When the warring sides in Sudan agreed to a limited cease-fire, they promised to uphold some basic humanitarian principles. One is pulling their fighters out of hospitals. Sudanese doctors say both sides are violating that and continuing to threaten medical facilities in the country. NPR's Michele Kelemen caught up with some Sudanese American doctors who are sounding the alarm.

MICHELE KELEMEN, BYLINE: The scenes from hospitals in Khartoum are harrowing. Paramilitary forces have taken over some medical facilities, and the rival army forces have bombed them. Sudanese doctors now say only about a third of the hospitals in the capital are functioning and just barely.

UNIDENTIFIED PERSON: (Non-English language spoken).

KELEMEN: This video haunts Yasir Elamin, an oncologist living in Texas. He's with an aid group called the Sudanese American Physicians Association and says the video is from an obstetrician who had just performed a cesarean section in a Khartoum hospital.

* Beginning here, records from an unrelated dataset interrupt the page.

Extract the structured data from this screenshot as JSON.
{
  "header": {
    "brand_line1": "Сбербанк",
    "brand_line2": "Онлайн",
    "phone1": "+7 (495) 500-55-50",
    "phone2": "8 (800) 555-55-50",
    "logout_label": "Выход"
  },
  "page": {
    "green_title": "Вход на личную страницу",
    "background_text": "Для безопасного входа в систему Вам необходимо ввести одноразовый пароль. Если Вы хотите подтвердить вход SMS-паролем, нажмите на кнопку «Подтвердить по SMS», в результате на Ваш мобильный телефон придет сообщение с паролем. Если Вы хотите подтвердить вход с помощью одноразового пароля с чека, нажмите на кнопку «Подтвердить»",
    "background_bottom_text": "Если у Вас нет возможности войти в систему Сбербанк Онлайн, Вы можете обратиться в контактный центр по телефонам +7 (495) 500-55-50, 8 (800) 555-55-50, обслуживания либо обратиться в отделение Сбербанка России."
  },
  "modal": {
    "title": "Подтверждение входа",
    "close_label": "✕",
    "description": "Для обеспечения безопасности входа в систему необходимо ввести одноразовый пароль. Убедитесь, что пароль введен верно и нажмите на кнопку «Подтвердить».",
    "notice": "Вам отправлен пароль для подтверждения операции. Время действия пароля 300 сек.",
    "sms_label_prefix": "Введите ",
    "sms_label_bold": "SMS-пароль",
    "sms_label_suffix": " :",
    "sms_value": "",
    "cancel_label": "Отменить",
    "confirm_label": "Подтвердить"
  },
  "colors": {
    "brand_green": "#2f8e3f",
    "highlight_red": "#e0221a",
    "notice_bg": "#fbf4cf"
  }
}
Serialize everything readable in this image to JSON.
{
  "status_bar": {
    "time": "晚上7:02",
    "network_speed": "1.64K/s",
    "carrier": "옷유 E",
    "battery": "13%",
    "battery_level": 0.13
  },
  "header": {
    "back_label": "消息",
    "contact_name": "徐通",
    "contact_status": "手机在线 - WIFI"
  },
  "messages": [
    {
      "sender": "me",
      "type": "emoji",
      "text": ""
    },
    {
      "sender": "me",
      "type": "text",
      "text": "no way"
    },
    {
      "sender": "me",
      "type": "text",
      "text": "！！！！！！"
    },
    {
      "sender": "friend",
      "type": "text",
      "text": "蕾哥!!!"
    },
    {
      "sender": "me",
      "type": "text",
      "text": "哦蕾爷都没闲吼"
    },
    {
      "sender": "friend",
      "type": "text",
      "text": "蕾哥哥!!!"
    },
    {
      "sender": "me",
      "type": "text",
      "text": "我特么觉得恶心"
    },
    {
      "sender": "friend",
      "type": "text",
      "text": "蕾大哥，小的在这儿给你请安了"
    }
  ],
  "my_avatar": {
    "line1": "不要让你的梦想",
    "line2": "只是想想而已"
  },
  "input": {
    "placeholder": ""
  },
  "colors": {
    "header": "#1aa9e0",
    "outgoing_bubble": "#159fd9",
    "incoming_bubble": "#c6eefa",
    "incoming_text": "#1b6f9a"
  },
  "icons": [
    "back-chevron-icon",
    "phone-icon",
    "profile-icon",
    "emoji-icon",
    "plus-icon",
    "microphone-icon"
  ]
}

YASIR ELAMIN: And while she was doing that, there was a power outage. So they all pulled their cell phones, and they had to complete the operation with the light of their cell phones. And she has a very powerful video to say about them completing the operation under the cell phone light.

KELEMEN: There's another story that sticks with his colleague, Mohamed Eisa, a gastroenterologist from Pittsburgh. He said one pediatrician in Sudan tried to save a child on a ventilator when the electricity went out by manually pumping air with what's called an Ambu Bag.

MOHAMED EISA: He was doing that for 24 hours, manually pumping it with his bare hands for 24 hours. Everyone is surprised that he was able to do it for 24 hours. Unfortunately, afterward and for the worse, he had to let go.

KELEMEN: And the patient died?

EISA: Oh, absolutely. Right away.

KELEMEN: Doctors in Sudan say about 1,000 civilians have died since the conflict broke out in April. Eisa, who was there at the time, thinks the death toll is higher.

EISA: And there is also a huge number from the people that have died in their homes. No one knows about them. The bodies that are still, you know, spread out, you know, Khartoum that I have seen it for myself when I was trying to flee from Khartoum to Port Sudan, I saw dozens of bodies on the sides of the street.

KELEMEN: He lost a colleague, another Sudanese American doctor, who was in Khartoum taking care of his family. The doctors came here to Washington to meet State Department and U.S. aid officials, hoping to keep the focus on the situation in their native Sudan. For now, they say it's mostly a war between two rival generals. But Mohamed Eisa is worried that the conflict could spiral out of control.

EISA: We hope that we don't get to the point of no return. We didn't get there yet, but we are approaching there very quickly.

KELEMEN: His colleague, Yasir Elamin says he's worried that the conflict could inflame ethnic tensions.

ELAMIN: This is not like another Libya, another Syria. It's not there yet. I think it can disintegrate into that. But we - there is a room for us to intervene in a way that would prevent it from becoming another Syria, another sad story on the news.

KELEMEN: But he says the U.S. and the international community have to put far more pressure on the Sudanese generals to get their forces out of hospitals, open humanitarian corridors and allow doctors and nurses to get back to work. Michele Kelemen, NPR News, the State Department. Transcript provided by NPR, Copyright NPR.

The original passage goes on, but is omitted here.